2.3 Benefits of Data warehousing:
Cost avoidance benefits.
Higher productivity.
Benefits through better analytical capability.
Manage business complexity.
Leverage on their existing investments.
End user spending.
Spending on e-business.
Accessibility and easy of use.
Real time information and analysis.
2.4 Techniques by different organization on efficient data warehouse:
That being said, most decisions to build data warehouses are driven by non-HR needs. Over the past decade, back office (supply chain) and front office (sales and marketing) organizations have spearheaded the creation of large corporate data warehouses. Improving the efficiency of the supply chain and competition for customers rely on the tactical uses that a data warehouse can provide. The key for other organizations, including HR, is to be involved in the creation of the warehouse so that their meets can be met by any resulting system.  This usually happens because both the data volume and question complexity have grown beyond what the current systems can handle. At that point the business becomes limited by the information that users can reasonably extract from the data system.
3.Conclusion:
Data mining offers great promise in helping organizations uncover hidden patterns in their data. However, data mining tools must be guided by users who understand the business, the data, and the general nature of the analytical methods involved. Realistic expectations can yield rewarding results across a wide range of applications, from improving revenues to reducing costs.
Building models is only one step in knowledge discovery. It's vital to collect and prepare the data properly and to check models against the real world. The "best" model is often found after building models of several different types and by trying out various technologies or algorithms.
The data mining area is still relatively young, and tools that support the whole of the data mining process in an easy to use fashion are rare. However, one of the most important issues facing researchers is the use of techniques against very large data sets.

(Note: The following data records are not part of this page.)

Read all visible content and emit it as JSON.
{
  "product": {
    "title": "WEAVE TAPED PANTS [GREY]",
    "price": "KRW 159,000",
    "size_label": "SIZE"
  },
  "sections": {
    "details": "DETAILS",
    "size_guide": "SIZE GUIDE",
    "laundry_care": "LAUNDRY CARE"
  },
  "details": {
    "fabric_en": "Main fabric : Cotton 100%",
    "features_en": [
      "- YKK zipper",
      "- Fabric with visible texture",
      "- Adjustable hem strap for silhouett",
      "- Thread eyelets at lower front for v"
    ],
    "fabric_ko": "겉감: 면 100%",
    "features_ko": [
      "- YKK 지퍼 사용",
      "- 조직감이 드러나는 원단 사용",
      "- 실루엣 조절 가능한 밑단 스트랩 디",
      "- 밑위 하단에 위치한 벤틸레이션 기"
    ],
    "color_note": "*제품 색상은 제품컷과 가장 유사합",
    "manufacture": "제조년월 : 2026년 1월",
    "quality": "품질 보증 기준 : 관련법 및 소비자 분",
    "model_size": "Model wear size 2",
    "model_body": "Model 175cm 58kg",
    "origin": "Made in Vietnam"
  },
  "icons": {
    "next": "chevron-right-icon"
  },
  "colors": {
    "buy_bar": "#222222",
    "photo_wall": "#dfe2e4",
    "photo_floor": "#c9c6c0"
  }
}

All the mining techniques are based on Artificial Intelligence, where they are generally executed against small sets of data, which can fit in memory. However, in data mining applications these techniques must be applied to data held in very large databases. These include use of parallelism and development of new database oriented techniques. However, much work is required before data mining can be successfully applied to large data sets. Only then will the true potential of data mining be able to be realized.

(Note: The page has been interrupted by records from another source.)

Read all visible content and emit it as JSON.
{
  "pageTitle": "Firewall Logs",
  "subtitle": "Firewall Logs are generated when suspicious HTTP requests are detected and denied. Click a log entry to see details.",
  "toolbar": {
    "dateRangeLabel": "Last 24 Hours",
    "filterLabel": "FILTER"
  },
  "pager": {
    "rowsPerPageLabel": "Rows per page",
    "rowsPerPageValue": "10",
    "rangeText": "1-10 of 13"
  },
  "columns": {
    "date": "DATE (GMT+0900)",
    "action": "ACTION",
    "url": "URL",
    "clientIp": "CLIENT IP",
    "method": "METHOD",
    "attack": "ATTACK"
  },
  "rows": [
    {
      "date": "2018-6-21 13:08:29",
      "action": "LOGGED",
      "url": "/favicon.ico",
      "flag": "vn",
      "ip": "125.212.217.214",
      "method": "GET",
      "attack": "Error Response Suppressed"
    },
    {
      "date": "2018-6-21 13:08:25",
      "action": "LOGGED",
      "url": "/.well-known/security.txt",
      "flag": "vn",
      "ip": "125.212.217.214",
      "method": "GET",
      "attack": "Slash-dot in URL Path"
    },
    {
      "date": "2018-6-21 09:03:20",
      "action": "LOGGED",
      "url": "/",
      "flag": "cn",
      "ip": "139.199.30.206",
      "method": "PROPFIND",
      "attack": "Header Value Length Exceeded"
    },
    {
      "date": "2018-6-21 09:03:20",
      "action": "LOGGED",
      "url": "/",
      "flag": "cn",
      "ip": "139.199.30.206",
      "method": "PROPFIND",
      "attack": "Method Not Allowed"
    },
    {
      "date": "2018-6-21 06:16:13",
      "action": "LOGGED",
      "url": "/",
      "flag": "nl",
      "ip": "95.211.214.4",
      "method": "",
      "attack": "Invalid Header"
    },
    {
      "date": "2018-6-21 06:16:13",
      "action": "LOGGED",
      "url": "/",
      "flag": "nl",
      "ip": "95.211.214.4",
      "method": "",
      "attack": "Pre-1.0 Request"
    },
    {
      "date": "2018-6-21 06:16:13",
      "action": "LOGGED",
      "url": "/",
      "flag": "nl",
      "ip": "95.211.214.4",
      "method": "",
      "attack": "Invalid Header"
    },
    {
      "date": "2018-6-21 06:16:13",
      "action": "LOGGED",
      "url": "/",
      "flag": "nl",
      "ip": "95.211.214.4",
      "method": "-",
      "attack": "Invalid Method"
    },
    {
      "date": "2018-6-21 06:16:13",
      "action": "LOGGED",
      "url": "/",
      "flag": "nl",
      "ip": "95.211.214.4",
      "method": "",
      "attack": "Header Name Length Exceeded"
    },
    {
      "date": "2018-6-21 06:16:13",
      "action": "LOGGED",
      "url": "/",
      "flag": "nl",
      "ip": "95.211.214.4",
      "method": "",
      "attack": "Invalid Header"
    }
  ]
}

The data warehousing is the hottest concept for many software professionals to over come the sophisticated data to be managed efficiently. The data warehouse is repository (or archive) of information gathered from multiple sources, stored under a unified scheme, at a single site. Once gathered the data are stored for a long time permitting access to historical data. Thus, data ware houses provide the user a single consolidated interface to data, making decision support actions easier to implement. In the world of highly interconnected networks the data obtained or used by many companies would be very large and the maintenance becomes difficult and costly. So, the efficient data warehousing is to be implemented to obtain data from different branches (all over the world) and maintain it for providing information to all other branches (which does not have the concerned data).